Hydrothermal-assisted acid-etching of oil shale semi-coke for preparation of mineral/biochar nanocomposites and selective adsorption toward mycotoxins

Due to the continuous increase in the mycotoxin pollution in various cereals, animal feeds and water body, it is crucial to develop efficient mycotoxin adsorption materials. This study employed hydrothermal-assisted acid-etching of oil shale semi-coke (OSSC) to fabricate mineral/biochar nanocomposites based on full-component synchronous utilization of OSSC for the adsorption of mycotoxins, and the structural evolution and structure-activity relationship of mineral/biochar nanocomposites for adsorption of mycotoxins were studied from the mineral material perspective. XRD and Raman results indicated that the acid-etching process affected the crystalline structures of the minerals, while Zeta potential and FTIR spectra demonstrated that this process increased the number of active adsorption sites on the nanocomposites for selective adsorption of mycotoxins.

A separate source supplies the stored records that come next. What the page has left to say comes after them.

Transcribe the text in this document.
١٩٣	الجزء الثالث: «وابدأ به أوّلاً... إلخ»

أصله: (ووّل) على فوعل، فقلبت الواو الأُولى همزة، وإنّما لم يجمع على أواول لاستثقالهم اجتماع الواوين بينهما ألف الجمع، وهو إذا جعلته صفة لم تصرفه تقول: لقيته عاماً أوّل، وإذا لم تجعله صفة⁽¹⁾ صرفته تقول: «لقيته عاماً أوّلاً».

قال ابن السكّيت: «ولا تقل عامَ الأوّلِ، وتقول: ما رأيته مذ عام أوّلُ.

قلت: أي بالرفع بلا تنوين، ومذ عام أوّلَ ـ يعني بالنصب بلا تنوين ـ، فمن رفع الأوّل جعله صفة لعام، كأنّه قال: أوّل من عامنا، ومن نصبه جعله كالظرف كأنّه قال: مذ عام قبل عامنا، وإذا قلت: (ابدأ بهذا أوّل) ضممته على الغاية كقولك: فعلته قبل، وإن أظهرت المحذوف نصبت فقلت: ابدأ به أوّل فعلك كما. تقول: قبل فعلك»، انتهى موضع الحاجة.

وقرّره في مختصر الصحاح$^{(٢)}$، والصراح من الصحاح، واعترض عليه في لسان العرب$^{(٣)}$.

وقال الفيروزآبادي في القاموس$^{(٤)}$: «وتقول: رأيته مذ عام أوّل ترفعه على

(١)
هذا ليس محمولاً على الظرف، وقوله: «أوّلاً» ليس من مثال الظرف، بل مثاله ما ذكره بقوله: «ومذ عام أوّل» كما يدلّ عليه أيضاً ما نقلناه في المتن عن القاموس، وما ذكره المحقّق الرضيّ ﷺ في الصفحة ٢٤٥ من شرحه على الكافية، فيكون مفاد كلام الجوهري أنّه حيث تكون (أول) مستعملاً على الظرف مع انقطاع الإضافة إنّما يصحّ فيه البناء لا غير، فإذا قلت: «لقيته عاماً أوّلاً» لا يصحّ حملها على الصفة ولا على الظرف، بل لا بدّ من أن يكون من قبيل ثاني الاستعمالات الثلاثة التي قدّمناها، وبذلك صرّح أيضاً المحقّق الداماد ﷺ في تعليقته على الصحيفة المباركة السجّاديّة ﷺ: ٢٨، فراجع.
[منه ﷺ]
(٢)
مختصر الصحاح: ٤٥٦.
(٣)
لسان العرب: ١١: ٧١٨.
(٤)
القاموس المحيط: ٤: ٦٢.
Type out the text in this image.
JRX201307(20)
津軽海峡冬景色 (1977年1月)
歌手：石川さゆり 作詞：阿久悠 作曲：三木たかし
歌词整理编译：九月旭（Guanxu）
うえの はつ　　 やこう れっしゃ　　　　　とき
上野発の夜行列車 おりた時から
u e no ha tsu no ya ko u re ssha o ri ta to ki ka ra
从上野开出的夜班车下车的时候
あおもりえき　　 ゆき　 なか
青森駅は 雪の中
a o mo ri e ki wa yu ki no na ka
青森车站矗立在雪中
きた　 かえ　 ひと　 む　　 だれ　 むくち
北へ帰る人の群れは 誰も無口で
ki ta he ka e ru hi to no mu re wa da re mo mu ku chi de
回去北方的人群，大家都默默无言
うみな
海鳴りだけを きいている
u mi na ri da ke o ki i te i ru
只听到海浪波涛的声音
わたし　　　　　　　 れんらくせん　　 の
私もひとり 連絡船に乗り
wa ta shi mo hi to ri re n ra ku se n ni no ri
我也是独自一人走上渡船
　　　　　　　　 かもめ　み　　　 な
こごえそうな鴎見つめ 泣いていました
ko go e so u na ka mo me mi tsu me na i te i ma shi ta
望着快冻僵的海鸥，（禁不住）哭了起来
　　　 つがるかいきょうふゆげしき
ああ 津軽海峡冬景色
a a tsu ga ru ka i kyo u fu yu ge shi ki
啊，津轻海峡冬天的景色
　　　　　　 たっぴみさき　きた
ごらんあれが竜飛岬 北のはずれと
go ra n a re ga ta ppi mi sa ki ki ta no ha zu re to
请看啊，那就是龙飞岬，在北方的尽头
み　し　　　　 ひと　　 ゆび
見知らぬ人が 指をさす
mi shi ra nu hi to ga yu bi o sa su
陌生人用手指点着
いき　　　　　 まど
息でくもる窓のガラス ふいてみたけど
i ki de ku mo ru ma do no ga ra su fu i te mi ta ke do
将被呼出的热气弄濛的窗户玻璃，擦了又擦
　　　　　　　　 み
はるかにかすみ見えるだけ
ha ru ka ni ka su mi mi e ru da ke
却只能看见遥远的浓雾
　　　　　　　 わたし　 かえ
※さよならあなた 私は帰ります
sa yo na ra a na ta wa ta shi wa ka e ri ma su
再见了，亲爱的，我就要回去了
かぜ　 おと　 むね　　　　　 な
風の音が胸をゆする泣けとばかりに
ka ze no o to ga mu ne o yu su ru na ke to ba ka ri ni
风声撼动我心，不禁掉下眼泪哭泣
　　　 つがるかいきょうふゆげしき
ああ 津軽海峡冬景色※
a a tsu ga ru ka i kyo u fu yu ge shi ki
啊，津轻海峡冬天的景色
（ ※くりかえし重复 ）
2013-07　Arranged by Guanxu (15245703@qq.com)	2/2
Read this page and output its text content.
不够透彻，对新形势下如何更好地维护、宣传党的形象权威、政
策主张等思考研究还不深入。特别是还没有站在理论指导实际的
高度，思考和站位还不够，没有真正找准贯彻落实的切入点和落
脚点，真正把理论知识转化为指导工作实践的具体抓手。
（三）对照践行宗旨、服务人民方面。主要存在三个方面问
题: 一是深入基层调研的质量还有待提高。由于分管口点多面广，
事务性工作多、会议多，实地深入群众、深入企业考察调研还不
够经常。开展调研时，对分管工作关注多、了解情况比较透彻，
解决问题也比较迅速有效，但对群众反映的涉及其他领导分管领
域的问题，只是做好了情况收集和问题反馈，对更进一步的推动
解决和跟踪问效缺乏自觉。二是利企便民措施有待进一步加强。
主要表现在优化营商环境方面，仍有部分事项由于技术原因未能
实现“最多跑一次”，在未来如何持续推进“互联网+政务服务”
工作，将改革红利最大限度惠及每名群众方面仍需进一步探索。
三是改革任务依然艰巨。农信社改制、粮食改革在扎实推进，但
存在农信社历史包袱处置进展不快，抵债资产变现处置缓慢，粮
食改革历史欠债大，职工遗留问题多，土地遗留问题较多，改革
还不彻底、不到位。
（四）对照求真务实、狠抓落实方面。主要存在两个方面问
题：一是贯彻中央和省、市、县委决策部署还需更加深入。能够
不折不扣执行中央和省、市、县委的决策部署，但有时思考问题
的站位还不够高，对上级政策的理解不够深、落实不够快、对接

By contrast, the obtained mineral/biochar nanocomposites presented good adsorption properties toward zearalenone and aflatoxin B1 with a maximum removal ratio of 95.59% and100% after being treated with 4 mol/L of HCl for 12 h, while almost no zearalenone adsorption was observed for raw OSSC. The adsorption mechanism involves the formation of hydrogen bond, van der Waals force, π-π interaction, and π-dipole interaction derived from the synergistic effect between silicate and carbon species. This study provides a feasible strategy for the preparation of mineral/biochar nanocomposites with excellent adsorption performance, and a reference for understanding the structural evolution and structure-activity relationship of mineral/biochar nanocomposites to realize the popular strategy of "Treating the wastes with wastes".